タレントなどの著名人が対局するテレビ番組こそ長年楽しまれてきたが、近藤のような存在が麻雀ファンに広く認知されるようになったのは近年、ネットによる配信が増えてきてからだ。「タレントさんたちがやっている番組は、基本的に1日で完結しますからね。Mリーグは半年をかけて戦いますから、戦い方も違います。我々がやろうとしていることは、勝つこととともに魅せることですかね」。当然、プロ雀士もタレント性が注目されることはあるが、やはりメインは卓上で見せる手牌、捨て牌。「卓上で結果を残し続けることで、未来が変わっていく」と、その一瞬ではなく、一局一局を積み重ねていくことの重要さを、長期リーグで何度も頂点に立った男が伝えようとしている。
これまで戦ってきた場所よりも、はるかに多くの人が注目するであろうMリーグ。そんな中で「本物」を見せようとしている。「今思えば、あのリーグ中盤の近藤さんのアガリが、セガサミーの優勝につながったんだよね」。近藤が理想とするのは、視聴者がこんなことを仲間と語り合う未来だ。

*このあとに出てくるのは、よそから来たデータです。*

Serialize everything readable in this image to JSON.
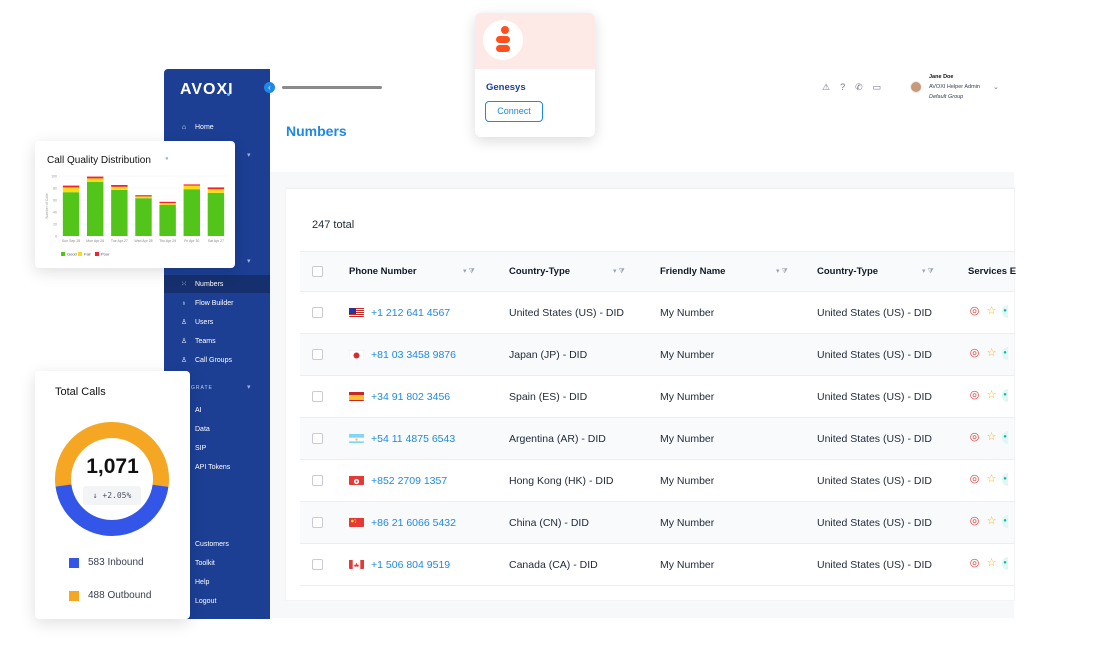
{
  "brand": {
    "logo": "AVOXI",
    "accent": "#1e88e5",
    "sidebar_bg": "#1c3f94"
  },
  "page": {
    "title": "Numbers",
    "total": "247 total"
  },
  "user": {
    "name": "Jane Doe",
    "role": "AVOXI Helper Admin",
    "group": "Default Group"
  },
  "topbar_icons": [
    "alert-icon",
    "help-icon",
    "phone-icon",
    "message-icon"
  ],
  "sidebar": {
    "items_top": [
      {
        "label": "Home",
        "icon": "home-icon"
      }
    ],
    "items_main": [
      {
        "label": "Numbers",
        "icon": "grid-icon",
        "active": true
      },
      {
        "label": "Flow Builder",
        "icon": "flow-icon"
      },
      {
        "label": "Users",
        "icon": "user-icon"
      },
      {
        "label": "Teams",
        "icon": "teams-icon"
      },
      {
        "label": "Call Groups",
        "icon": "group-icon"
      }
    ],
    "section_integrate": "GRATE",
    "items_integrate": [
      "AI",
      "Data",
      "SIP",
      "API Tokens"
    ],
    "items_bottom": [
      "Customers",
      "Toolkit",
      "Help",
      "Logout"
    ]
  },
  "table": {
    "columns": [
      "Phone Number",
      "Country-Type",
      "Friendly Name",
      "Country-Type",
      "Services E"
    ],
    "rows": [
      {
        "phone": "+1 212 641 4567",
        "country": "United States (US) - DID",
        "friendly": "My Number",
        "country2": "United States (US) - DID",
        "flag": "us"
      },
      {
        "phone": "+81 03 3458 9876",
        "country": "Japan (JP) - DID",
        "friendly": "My Number",
        "country2": "United States (US) - DID",
        "flag": "jp"
      },
      {
        "phone": "+34 91 802 3456",
        "country": "Spain (ES) - DID",
        "friendly": "My Number",
        "country2": "United States (US) - DID",
        "flag": "es"
      },
      {
        "phone": "+54 11 4875 6543",
        "country": "Argentina (AR) - DID",
        "friendly": "My Number",
        "country2": "United States (US) - DID",
        "flag": "ar"
      },
      {
        "phone": "+852 2709 1357",
        "country": "Hong Kong (HK) - DID",
        "friendly": "My Number",
        "country2": "United States (US) - DID",
        "flag": "hk"
      },
      {
        "phone": "+86 21 6066 5432",
        "country": "China (CN) - DID",
        "friendly": "My Number",
        "country2": "United States (US) - DID",
        "flag": "cn"
      },
      {
        "phone": "+1 506 804 9519",
        "country": "Canada (CA) - DID",
        "friendly": "My Number",
        "country2": "United States (US) - DID",
        "flag": "ca"
      }
    ]
  },
  "genesys": {
    "name": "Genesys",
    "button": "Connect",
    "brand_color": "#ff4f1f"
  },
  "call_quality": {
    "title": "Call Quality Distribution",
    "colors": {
      "good": "#52c41a",
      "fair": "#fadb14",
      "poor": "#f5222d"
    },
    "chart_data": {
      "type": "bar",
      "stacked": true,
      "ylabel": "Number of Calls",
      "categories": [
        "Sun Sep 25",
        "Mon Apr 26",
        "Tue Apr 27",
        "Wed Apr 28",
        "Thu Apr 29",
        "Fri Apr 30",
        "Sat Apr 27"
      ],
      "ylim": [
        0,
        100
      ],
      "yticks": [
        0,
        20,
        40,
        60,
        80,
        100
      ],
      "series": [
        {
          "name": "Good",
          "values": [
            73,
            90,
            77,
            63,
            52,
            78,
            72
          ]
        },
        {
          "name": "Fair",
          "values": [
            8,
            6,
            5,
            3,
            3,
            6,
            6
          ]
        },
        {
          "name": "Poor",
          "values": [
            3,
            3,
            3,
            2,
            2,
            2,
            3
          ]
        }
      ],
      "legend": "bottom-left"
    }
  },
  "total_calls": {
    "title": "Total Calls",
    "total": "1,071",
    "delta": "+2.05%",
    "chart_data": {
      "type": "pie",
      "donut": true,
      "labels": [
        "Inbound",
        "Outbound"
      ],
      "values": [
        583,
        488
      ],
      "colors": [
        "#f5a623",
        "#3355e8"
      ]
    },
    "legend": [
      {
        "label": "583 Inbound",
        "color": "#3355e8"
      },
      {
        "label": "488 Outbound",
        "color": "#f5a623"
      }
    ]
  }
}
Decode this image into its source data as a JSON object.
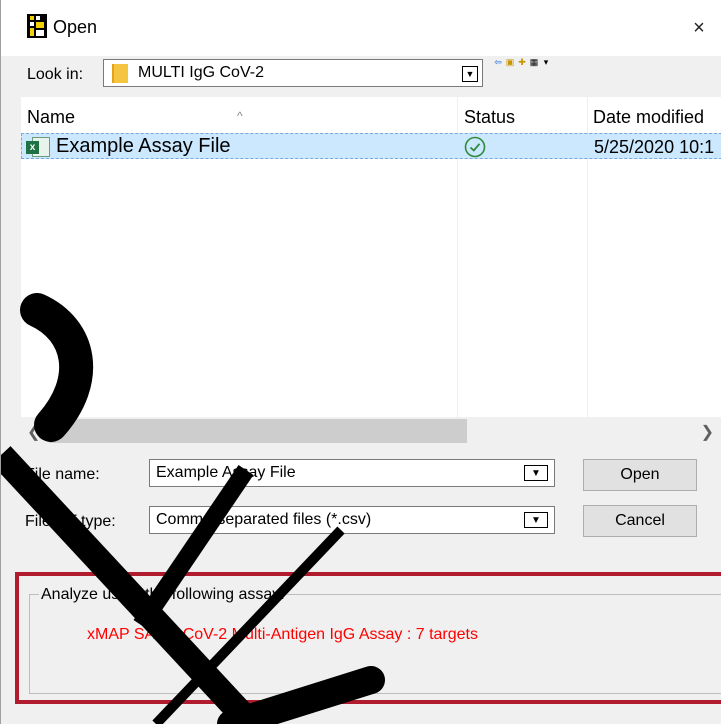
{
  "window": {
    "title": "Open",
    "close_glyph": "×"
  },
  "look_in": {
    "label": "Look in:",
    "value": "MULTI IgG CoV-2"
  },
  "toolbar": {
    "icons": [
      "back-icon",
      "up-folder-icon",
      "new-folder-icon",
      "view-menu-icon"
    ]
  },
  "file_list": {
    "columns": [
      "Name",
      "Status",
      "Date modified"
    ],
    "rows": [
      {
        "name": "Example Assay File",
        "status": "synced",
        "date_modified": "5/25/2020 10:1"
      }
    ]
  },
  "file_name": {
    "label": "File name:",
    "value": "Example Assay File"
  },
  "file_type": {
    "label": "Files of type:",
    "value": "Comma-separated files (*.csv)"
  },
  "buttons": {
    "open": "Open",
    "cancel": "Cancel"
  },
  "analyze": {
    "group_title": "Analyze using the following assay:",
    "assay": "xMAP SARS-CoV-2 Multi-Antigen IgG Assay : 7 targets"
  },
  "colors": {
    "selection": "#cce8ff",
    "assay_text": "#ff0000",
    "highlight_border": "#b01c2e"
  }
}
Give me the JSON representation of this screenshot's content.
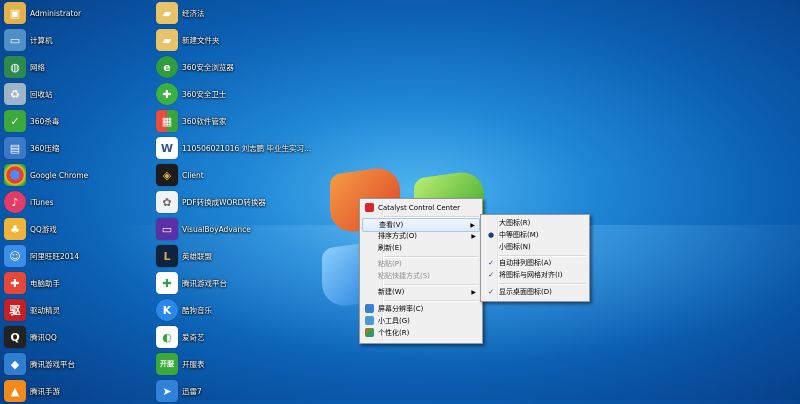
{
  "desktop": {
    "left_column": [
      {
        "label": "Administrator",
        "icon": "user-folder-icon"
      },
      {
        "label": "计算机",
        "icon": "computer-icon"
      },
      {
        "label": "网络",
        "icon": "network-icon"
      },
      {
        "label": "回收站",
        "icon": "recycle-bin-icon"
      },
      {
        "label": "360杀毒",
        "icon": "360-antivirus-icon"
      },
      {
        "label": "360压缩",
        "icon": "360-zip-icon"
      },
      {
        "label": "Google Chrome",
        "icon": "chrome-icon"
      },
      {
        "label": "iTunes",
        "icon": "itunes-icon"
      },
      {
        "label": "QQ游戏",
        "icon": "qq-game-icon"
      },
      {
        "label": "阿里旺旺2014",
        "icon": "aliwangwang-icon"
      },
      {
        "label": "电脑助手",
        "icon": "pc-assistant-icon"
      },
      {
        "label": "驱动精灵",
        "icon": "driver-genius-icon"
      },
      {
        "label": "腾讯QQ",
        "icon": "qq-icon"
      },
      {
        "label": "腾讯游戏平台",
        "icon": "tencent-games-icon"
      },
      {
        "label": "腾讯手游",
        "icon": "tencent-mobile-games-icon"
      }
    ],
    "right_column": [
      {
        "label": "经济法",
        "icon": "folder-icon"
      },
      {
        "label": "新建文件夹",
        "icon": "folder-icon"
      },
      {
        "label": "360安全浏览器",
        "icon": "360-browser-icon"
      },
      {
        "label": "360安全卫士",
        "icon": "360-safe-icon"
      },
      {
        "label": "360软件管家",
        "icon": "360-software-manager-icon"
      },
      {
        "label": "110506021016 刘志鹏 毕业生实习...",
        "icon": "word-document-icon"
      },
      {
        "label": "Client",
        "icon": "client-icon"
      },
      {
        "label": "PDF转换成WORD转换器",
        "icon": "pdf-converter-icon"
      },
      {
        "label": "VisualBoyAdvance",
        "icon": "visualboyadvance-icon"
      },
      {
        "label": "英雄联盟",
        "icon": "lol-icon"
      },
      {
        "label": "腾讯游戏平台",
        "icon": "tencent-games-platform-icon"
      },
      {
        "label": "酷狗音乐",
        "icon": "kugou-icon"
      },
      {
        "label": "爱奇艺",
        "icon": "iqiyi-icon"
      },
      {
        "label": "开服表",
        "icon": "server-list-icon"
      },
      {
        "label": "迅雷7",
        "icon": "xunlei-icon"
      }
    ]
  },
  "context_menu": {
    "items": [
      {
        "label": "Catalyst Control Center"
      },
      {
        "label": "查看(V)",
        "has_submenu": true
      },
      {
        "label": "排序方式(O)",
        "has_submenu": true
      },
      {
        "label": "刷新(E)"
      },
      {
        "label": "粘贴(P)",
        "disabled": true
      },
      {
        "label": "粘贴快捷方式(S)",
        "disabled": true
      },
      {
        "label": "新建(W)",
        "has_submenu": true
      },
      {
        "label": "屏幕分辨率(C)"
      },
      {
        "label": "小工具(G)"
      },
      {
        "label": "个性化(R)"
      }
    ],
    "arrow_glyph": "▶"
  },
  "view_submenu": {
    "items": [
      {
        "label": "大图标(R)",
        "mark": ""
      },
      {
        "label": "中等图标(M)",
        "mark": "●"
      },
      {
        "label": "小图标(N)",
        "mark": ""
      },
      {
        "label": "自动排列图标(A)",
        "mark": "✓"
      },
      {
        "label": "将图标与网格对齐(I)",
        "mark": "✓"
      },
      {
        "label": "显示桌面图标(D)",
        "mark": "✓"
      }
    ]
  },
  "colors": {
    "desktop_bg": "#1f86d6",
    "menu_bg": "#f0f0f0",
    "menu_highlight": "#dfeaf9"
  }
}
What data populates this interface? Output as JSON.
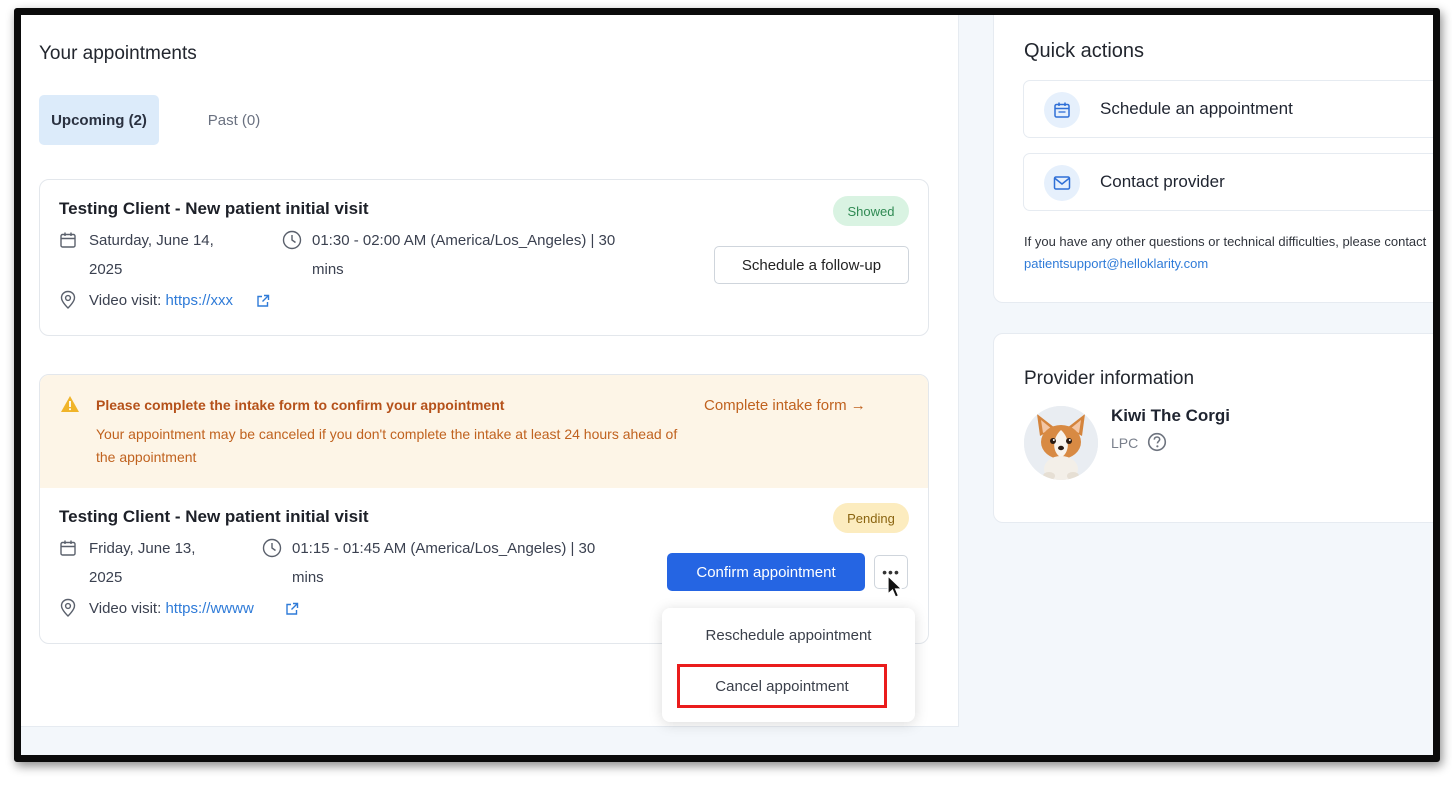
{
  "appointments": {
    "title": "Your appointments",
    "tabs": {
      "upcoming": "Upcoming (2)",
      "past": "Past (0)"
    },
    "items": [
      {
        "title": "Testing Client - New patient initial visit",
        "status": "Showed",
        "date_line1": "Saturday, June 14,",
        "date_line2": "2025",
        "time_line1": "01:30 - 02:00 AM (America/Los_Angeles) | 30",
        "time_line2": "mins",
        "video_label": "Video visit:",
        "video_link": "https://xxx",
        "action": "Schedule a follow-up"
      },
      {
        "title": "Testing Client - New patient initial visit",
        "status": "Pending",
        "date_line1": "Friday, June 13,",
        "date_line2": "2025",
        "time_line1": "01:15 - 01:45 AM (America/Los_Angeles) | 30",
        "time_line2": "mins",
        "video_label": "Video visit:",
        "video_link": "https://wwww",
        "action": "Confirm appointment",
        "more": "•••"
      }
    ],
    "intake_warning": {
      "title": "Please complete the intake form to confirm your appointment",
      "description": "Your appointment may be canceled if you don't complete the intake at least 24 hours ahead of the appointment",
      "link": "Complete intake form →"
    },
    "dropdown": {
      "reschedule": "Reschedule appointment",
      "cancel": "Cancel appointment"
    }
  },
  "quick_actions": {
    "title": "Quick actions",
    "items": [
      "Schedule an appointment",
      "Contact provider"
    ],
    "help_text": "If you have any other questions or technical difficulties, please contact ",
    "help_email": "patientsupport@helloklarity.com"
  },
  "provider": {
    "title": "Provider information",
    "name": "Kiwi The Corgi",
    "credential": "LPC"
  },
  "colors": {
    "primary": "#2565e3",
    "highlight": "#ea1c1c",
    "warning": "#c0621f",
    "link": "#2f7bd8"
  }
}
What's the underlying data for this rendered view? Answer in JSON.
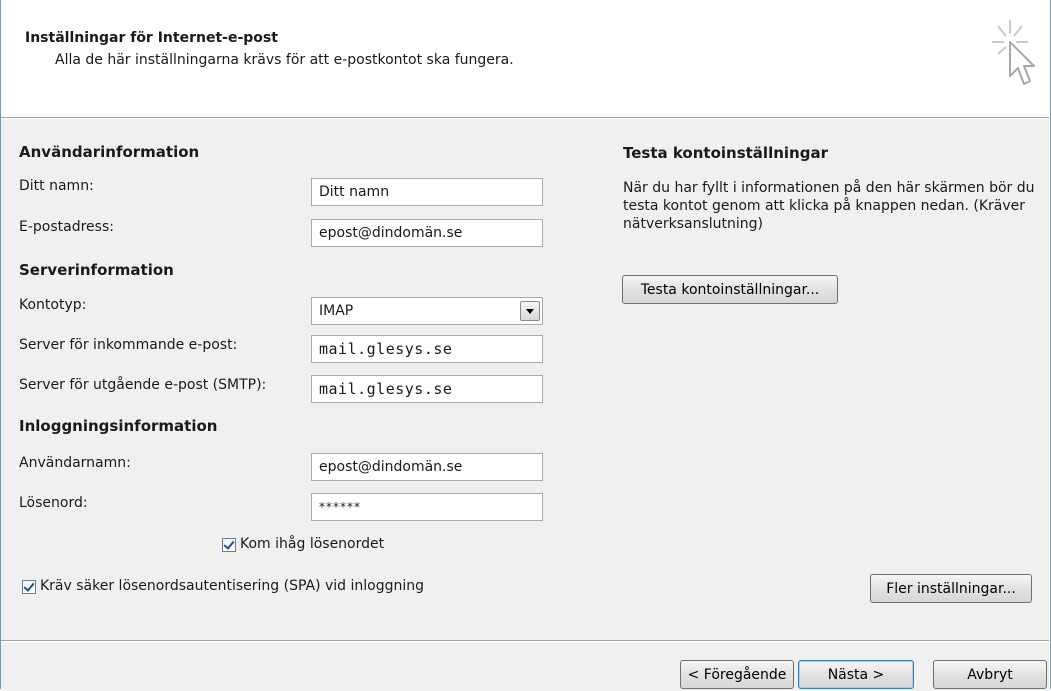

◆近藤誠一(こんどう・せいいち)1963年8月1日、兵庫県生まれ。A型。最高位戦日本プロ麻雀協会所属。主な獲得タイトルは第37、40、41期最高位、第13回モンド王座、第10、11回モンド名人戦、四神降臨2013王座、2015秋陣、2015、2016日刊スポーツ杯スリアロCSGC、京都グリーン杯2016夏、第二回麻雀駅伝2018他。愛称は「誠さん」。